El fútbol guipuzcoano se reivindica en Berazubi

Periko Alonso realiza el saque de honor en Berazubi. / ARIZMENDI
Periko Alonso realiza el saque de honor en Berazubi. / ARIZMENDI

La tercera final de la Euskal Herria Txapela, en un gran ambiente, sirve de homenaje a un histórico como Periko Alonso

Eneko Pérez
ENEKO PÉREZTOLOSA.

El duelo celebrado ayer en el terreno de juego de Berazubi escenificó el encuentro entre los dos clubes guipuzcoanos más fuertes. Media hora antes del inicio del partido las gradas ya estaban repletas, en su mayoría llenas de camisetas realistas, aunque también había algunas azulgranas. Numerosos aficionados optaron por disfrutar del choque de pie, agolpándose detrás de las porterías y en la banda en la que se situaban los dos banquillos.

La arrancada de Isak que terminó en gol en el minuto 15 levantó a la gente de sus asientos, evidenciando las ganas de fútbol que hay tras tres meses de sequía. El estado del césped fue uno de los temas de conversación entre los asistentes al duelo, que temían por la integridad de los futbolistas.

Campo a rebosar

La antesala del partido, que suponía la final de la tercera edición de la Euskal Herria Txapela, sirvió para homenajear a Periko Alonso, histórico integrante de la Real bicampeona de Liga, que disputó con la camiseta blanquiazul 162 choques oficiales entre los años 1977 y 1982 antes de fichar por el Barcelona.

Alonso, padre del actual entrenador del Sanse, Xabi, y de su hermano Mikel, también fue técnico del cuadro txuri-urdin en la campaña 2000/01. Igualmente, pasó por el banquillo armero entre 1995 y 1998, donde obtuvo unos magníficos resultados y rozó el ascenso a Primera División.

El protagonista de este bonito acto saltó al campo poco antes de las 20.30 horas para recibir una sentida ovación de las gradas de Berazubi, a rebosar ayer.

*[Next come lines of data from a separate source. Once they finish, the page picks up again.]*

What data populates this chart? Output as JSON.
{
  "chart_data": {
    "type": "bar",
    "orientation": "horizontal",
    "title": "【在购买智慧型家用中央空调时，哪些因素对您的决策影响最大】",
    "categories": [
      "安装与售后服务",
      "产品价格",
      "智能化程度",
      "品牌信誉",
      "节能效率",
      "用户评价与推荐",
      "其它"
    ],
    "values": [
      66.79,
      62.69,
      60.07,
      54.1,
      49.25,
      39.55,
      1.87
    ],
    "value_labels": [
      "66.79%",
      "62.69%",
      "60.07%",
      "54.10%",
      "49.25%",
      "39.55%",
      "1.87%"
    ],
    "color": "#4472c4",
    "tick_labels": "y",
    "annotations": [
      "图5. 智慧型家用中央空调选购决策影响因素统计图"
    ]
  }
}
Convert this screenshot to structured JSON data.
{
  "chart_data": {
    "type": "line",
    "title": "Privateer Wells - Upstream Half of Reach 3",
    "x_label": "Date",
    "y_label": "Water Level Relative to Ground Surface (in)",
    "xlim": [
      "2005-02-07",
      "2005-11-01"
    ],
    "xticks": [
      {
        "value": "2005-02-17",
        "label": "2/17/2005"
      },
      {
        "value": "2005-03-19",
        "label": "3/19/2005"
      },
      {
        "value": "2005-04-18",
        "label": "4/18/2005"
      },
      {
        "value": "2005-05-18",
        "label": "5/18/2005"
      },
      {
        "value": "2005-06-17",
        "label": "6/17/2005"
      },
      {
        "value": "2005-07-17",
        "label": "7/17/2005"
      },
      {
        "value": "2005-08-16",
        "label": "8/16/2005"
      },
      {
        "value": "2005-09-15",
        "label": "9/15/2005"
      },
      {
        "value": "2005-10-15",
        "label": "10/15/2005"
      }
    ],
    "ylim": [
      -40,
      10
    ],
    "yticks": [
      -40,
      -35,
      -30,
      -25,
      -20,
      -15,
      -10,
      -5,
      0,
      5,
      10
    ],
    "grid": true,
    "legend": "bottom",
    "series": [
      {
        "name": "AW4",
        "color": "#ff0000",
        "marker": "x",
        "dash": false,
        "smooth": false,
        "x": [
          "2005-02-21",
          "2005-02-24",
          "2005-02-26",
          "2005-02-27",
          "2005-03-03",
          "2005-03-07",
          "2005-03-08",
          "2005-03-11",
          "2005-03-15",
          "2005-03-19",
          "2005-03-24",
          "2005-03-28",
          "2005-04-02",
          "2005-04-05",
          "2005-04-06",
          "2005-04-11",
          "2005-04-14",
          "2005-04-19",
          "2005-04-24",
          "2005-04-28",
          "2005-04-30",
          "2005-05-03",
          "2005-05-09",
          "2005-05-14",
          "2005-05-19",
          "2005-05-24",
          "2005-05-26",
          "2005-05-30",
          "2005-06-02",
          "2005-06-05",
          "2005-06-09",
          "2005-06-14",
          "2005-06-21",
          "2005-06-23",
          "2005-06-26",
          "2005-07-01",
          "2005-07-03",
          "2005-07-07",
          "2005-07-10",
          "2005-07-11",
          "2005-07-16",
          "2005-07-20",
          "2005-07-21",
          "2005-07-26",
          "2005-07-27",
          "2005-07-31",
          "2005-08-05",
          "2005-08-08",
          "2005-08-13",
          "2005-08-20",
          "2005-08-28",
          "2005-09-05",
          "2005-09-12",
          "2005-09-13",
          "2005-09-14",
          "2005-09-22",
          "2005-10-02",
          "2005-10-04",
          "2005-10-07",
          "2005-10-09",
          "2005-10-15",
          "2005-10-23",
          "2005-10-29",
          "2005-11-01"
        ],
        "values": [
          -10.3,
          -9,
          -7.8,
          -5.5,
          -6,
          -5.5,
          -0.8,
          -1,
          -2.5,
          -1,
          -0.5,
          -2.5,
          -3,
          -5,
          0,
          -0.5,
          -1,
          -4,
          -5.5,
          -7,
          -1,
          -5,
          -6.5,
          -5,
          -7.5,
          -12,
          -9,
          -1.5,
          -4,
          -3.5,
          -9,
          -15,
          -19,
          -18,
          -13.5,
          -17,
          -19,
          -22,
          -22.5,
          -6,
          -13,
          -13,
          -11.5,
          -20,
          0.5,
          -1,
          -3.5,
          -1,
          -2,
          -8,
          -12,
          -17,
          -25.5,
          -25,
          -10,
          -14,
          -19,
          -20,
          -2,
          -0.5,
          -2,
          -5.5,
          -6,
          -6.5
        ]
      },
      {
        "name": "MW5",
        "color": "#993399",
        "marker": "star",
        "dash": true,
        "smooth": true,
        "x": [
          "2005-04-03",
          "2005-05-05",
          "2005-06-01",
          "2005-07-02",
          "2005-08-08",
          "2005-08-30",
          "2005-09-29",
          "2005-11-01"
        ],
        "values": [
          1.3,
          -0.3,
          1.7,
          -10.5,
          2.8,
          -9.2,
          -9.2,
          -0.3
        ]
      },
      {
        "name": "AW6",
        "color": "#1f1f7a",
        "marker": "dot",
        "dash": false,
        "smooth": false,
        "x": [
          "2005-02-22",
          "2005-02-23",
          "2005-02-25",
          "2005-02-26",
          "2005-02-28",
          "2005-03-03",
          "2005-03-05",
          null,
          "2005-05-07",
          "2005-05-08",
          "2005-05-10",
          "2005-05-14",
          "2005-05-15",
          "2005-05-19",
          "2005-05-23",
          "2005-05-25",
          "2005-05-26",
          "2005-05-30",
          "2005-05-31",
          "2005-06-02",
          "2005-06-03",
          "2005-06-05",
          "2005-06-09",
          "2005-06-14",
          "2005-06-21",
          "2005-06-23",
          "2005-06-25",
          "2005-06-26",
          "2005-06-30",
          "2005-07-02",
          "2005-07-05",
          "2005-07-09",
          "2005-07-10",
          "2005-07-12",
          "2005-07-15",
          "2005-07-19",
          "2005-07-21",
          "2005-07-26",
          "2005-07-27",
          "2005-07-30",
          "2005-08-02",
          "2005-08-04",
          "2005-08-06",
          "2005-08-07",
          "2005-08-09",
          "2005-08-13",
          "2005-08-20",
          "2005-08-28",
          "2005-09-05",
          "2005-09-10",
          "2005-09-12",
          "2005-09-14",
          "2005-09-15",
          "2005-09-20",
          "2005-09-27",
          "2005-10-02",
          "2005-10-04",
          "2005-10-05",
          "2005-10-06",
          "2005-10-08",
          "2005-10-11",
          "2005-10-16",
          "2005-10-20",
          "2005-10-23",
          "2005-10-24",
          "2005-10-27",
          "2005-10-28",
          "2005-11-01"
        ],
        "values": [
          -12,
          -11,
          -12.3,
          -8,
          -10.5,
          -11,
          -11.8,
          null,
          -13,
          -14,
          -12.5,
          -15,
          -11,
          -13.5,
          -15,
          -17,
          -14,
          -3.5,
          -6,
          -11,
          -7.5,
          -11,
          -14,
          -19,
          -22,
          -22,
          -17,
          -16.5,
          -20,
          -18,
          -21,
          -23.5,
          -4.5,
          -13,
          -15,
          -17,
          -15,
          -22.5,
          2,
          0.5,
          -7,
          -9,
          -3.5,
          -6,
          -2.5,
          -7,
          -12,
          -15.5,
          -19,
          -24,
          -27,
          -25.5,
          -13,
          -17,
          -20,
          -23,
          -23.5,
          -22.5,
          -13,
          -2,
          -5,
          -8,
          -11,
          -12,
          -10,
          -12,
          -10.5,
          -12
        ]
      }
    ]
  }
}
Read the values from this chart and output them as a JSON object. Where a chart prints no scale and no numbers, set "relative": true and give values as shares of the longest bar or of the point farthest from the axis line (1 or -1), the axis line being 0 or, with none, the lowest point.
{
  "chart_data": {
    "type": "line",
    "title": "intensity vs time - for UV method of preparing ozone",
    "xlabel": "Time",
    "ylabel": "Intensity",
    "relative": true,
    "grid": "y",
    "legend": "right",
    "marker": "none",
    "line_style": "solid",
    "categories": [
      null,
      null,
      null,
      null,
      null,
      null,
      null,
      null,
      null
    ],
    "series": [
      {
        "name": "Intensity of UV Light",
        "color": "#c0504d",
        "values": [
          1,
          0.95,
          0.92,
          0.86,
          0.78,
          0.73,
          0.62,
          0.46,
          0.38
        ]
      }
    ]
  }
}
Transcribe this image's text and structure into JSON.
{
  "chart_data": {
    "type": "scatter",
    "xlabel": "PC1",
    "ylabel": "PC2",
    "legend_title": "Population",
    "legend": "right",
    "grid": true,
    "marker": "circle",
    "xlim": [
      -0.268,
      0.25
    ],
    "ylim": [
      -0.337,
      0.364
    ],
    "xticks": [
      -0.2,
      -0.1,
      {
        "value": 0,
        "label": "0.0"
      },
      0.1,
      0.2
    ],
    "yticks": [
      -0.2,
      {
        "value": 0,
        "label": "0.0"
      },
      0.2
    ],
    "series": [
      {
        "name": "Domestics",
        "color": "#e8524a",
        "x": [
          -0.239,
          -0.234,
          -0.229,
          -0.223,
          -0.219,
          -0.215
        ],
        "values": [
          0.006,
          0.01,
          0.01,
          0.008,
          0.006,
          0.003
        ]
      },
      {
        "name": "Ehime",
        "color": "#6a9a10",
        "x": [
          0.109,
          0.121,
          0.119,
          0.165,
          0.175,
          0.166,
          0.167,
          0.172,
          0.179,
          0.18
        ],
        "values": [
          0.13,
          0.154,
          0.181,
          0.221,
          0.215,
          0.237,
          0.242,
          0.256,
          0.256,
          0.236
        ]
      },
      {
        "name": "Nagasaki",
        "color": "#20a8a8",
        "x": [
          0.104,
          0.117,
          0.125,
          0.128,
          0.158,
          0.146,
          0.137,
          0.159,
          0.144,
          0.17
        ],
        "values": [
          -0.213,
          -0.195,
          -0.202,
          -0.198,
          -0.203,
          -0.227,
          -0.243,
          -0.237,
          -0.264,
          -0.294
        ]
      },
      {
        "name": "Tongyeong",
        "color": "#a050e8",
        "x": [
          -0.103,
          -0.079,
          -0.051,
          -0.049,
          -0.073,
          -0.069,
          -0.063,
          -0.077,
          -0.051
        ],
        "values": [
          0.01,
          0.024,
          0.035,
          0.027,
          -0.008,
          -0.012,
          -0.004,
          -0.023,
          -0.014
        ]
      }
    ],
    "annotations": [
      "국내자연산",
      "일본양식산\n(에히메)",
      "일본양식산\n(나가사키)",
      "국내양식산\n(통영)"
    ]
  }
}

El exjugador y entrenador, con una sonrisa de oreja a oreja, recibió un pasillo de honor entre los titulares de ambos conjuntos, para después realizar el saque de honor, demostrando que el que tuvo, retuvo.

En las gradas de Berazubi también se dejaron ver los jugadores que no estaban convocados, al menos los de la Real, entre otros, Moyá, Januzaj, Oyarzabal, Aritz, Rulli, Sangalli o un Sagnan que padecía una ligera cojera después de la pequeña lesión sufrida en el amistoso del viernes ante Osasuna en Irun. Algo más tarde que ellos llegaron los más novatos del grupo, Alex Sola y Ander Barrenetxea. Este último, de apenas 17 años de edad, desató las pasiones de los más pequeños, que ya lo idolatran.

En esta final de la III edición de la Euskal Herria Txapela también estuvo presente un viejo conocido de la entidad realista como Igor Jauregi. El tolosarra, excentral de ambos conjuntos, forma ahora parte del equipo de psicólogos de la entidad armera.